Title:Non-Standard Neutrino Interactions in Supernovae

Abstract:Non Standard Interactions (NSI) of neutrinos with matter can significantly alter neutrino flavor evolution in supernovae and impact explosion dynamics with a potential of leaving an imprint of physics Beyond the Standard Model. In this manuscript we show that NSI can induce both Symmetric and Standard Matter-Neutrino Resonances (MNRs) previously studied only in compact object merger scenarios. We demonstrate that these new effects can take place in supernovae with non-standard interaction scales well below current experimental limits. A prerequisite for an NSI induced Standard MNR to occur is the presence of an inner (I) resonance transition close to the neutrino emission surface. Even in regions where the MNR does not occur, we find the NSI can induce neutrino collective effects due to the neutrino-neutrino interactions in scenarios not previously explored. We illustrate the variety of effects utilizing a two-flavor (anti)neutrino system with a single momentum mode in a homogeneous and isotropic environment.

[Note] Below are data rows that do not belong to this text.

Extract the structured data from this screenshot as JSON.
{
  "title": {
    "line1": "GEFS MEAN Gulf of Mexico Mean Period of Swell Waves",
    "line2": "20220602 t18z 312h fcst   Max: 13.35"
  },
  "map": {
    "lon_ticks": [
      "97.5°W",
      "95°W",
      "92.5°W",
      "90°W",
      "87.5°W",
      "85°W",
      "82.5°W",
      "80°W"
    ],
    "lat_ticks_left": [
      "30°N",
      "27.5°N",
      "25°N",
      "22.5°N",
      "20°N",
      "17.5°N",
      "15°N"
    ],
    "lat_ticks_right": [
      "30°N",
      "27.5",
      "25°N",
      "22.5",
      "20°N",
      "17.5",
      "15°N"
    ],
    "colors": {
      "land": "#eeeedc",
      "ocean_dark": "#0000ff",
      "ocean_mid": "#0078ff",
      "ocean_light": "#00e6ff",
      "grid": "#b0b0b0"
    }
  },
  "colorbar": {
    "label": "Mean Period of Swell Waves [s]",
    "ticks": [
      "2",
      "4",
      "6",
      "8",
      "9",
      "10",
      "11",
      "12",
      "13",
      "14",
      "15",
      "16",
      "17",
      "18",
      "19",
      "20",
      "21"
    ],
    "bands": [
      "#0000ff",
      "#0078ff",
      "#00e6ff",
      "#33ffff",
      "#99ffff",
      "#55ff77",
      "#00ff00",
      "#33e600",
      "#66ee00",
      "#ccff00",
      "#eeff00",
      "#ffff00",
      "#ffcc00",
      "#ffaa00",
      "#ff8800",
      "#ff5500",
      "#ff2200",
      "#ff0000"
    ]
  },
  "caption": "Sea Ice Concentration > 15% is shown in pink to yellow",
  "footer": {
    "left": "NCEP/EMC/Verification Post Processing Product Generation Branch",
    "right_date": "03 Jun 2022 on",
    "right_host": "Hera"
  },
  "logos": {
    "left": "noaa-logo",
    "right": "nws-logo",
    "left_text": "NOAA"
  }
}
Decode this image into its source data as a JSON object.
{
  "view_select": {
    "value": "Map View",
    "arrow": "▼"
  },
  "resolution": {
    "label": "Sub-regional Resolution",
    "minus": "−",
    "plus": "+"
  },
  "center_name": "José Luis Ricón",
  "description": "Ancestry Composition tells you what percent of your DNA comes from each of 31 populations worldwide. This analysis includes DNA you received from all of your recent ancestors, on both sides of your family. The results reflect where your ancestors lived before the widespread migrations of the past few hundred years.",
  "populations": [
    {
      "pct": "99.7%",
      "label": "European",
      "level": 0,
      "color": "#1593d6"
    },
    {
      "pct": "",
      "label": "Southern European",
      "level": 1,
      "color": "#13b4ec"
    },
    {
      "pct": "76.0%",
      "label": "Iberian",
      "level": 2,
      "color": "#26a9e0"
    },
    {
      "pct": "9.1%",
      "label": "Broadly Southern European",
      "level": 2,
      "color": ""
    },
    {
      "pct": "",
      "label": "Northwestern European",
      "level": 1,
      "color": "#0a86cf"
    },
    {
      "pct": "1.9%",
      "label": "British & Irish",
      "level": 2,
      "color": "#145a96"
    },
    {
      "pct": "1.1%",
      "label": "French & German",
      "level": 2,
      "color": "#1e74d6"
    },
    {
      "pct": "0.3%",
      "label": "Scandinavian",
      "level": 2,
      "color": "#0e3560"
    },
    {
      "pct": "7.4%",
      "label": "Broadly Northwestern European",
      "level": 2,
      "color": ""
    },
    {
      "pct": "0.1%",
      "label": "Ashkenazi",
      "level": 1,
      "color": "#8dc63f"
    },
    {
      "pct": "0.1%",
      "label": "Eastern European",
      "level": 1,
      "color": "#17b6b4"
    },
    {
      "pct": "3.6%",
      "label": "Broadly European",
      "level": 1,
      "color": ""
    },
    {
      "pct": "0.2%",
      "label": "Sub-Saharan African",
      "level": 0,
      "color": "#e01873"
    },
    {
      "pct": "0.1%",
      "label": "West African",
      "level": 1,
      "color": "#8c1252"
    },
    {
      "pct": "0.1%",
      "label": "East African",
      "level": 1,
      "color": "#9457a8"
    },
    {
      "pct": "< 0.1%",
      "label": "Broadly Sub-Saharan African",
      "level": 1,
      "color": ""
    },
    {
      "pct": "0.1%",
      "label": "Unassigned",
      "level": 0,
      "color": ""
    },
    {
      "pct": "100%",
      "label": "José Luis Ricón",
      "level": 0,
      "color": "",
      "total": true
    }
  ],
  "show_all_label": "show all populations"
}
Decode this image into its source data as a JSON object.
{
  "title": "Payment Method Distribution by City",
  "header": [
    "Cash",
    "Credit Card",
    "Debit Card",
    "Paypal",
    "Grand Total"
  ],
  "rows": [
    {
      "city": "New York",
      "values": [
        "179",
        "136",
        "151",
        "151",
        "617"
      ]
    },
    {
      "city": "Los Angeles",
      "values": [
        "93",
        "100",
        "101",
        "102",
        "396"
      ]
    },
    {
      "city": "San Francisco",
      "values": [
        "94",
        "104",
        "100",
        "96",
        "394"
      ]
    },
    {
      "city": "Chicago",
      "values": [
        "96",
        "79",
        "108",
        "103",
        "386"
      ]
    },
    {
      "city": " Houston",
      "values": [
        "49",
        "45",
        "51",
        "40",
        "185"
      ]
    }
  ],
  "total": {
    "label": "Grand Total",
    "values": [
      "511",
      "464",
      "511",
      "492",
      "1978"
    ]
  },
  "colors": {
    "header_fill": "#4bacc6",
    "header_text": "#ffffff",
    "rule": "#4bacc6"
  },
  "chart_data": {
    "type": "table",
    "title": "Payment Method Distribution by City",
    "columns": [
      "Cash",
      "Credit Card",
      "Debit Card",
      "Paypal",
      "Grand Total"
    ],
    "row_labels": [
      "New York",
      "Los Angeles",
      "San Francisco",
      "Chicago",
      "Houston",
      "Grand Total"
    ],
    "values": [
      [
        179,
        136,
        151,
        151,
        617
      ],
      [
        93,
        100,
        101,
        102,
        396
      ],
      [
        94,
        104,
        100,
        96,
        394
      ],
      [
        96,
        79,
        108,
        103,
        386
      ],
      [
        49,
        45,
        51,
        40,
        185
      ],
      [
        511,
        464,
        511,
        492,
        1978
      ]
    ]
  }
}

We apply generalized resonance conditions to predict the location of NSI induced resonances and provide analytical expressions to describe the flavor evolution during the NSI induced MNR transitions. We also apply a linearized stability analysis procedure to our model in order to predict conditions for the collective nutation type (or bipolar) oscillations. The various procedures we present in this manuscript allow us to delineate the NSI parameter space based on (anti)neutrino flavor transition effects and to be explored in future experiments.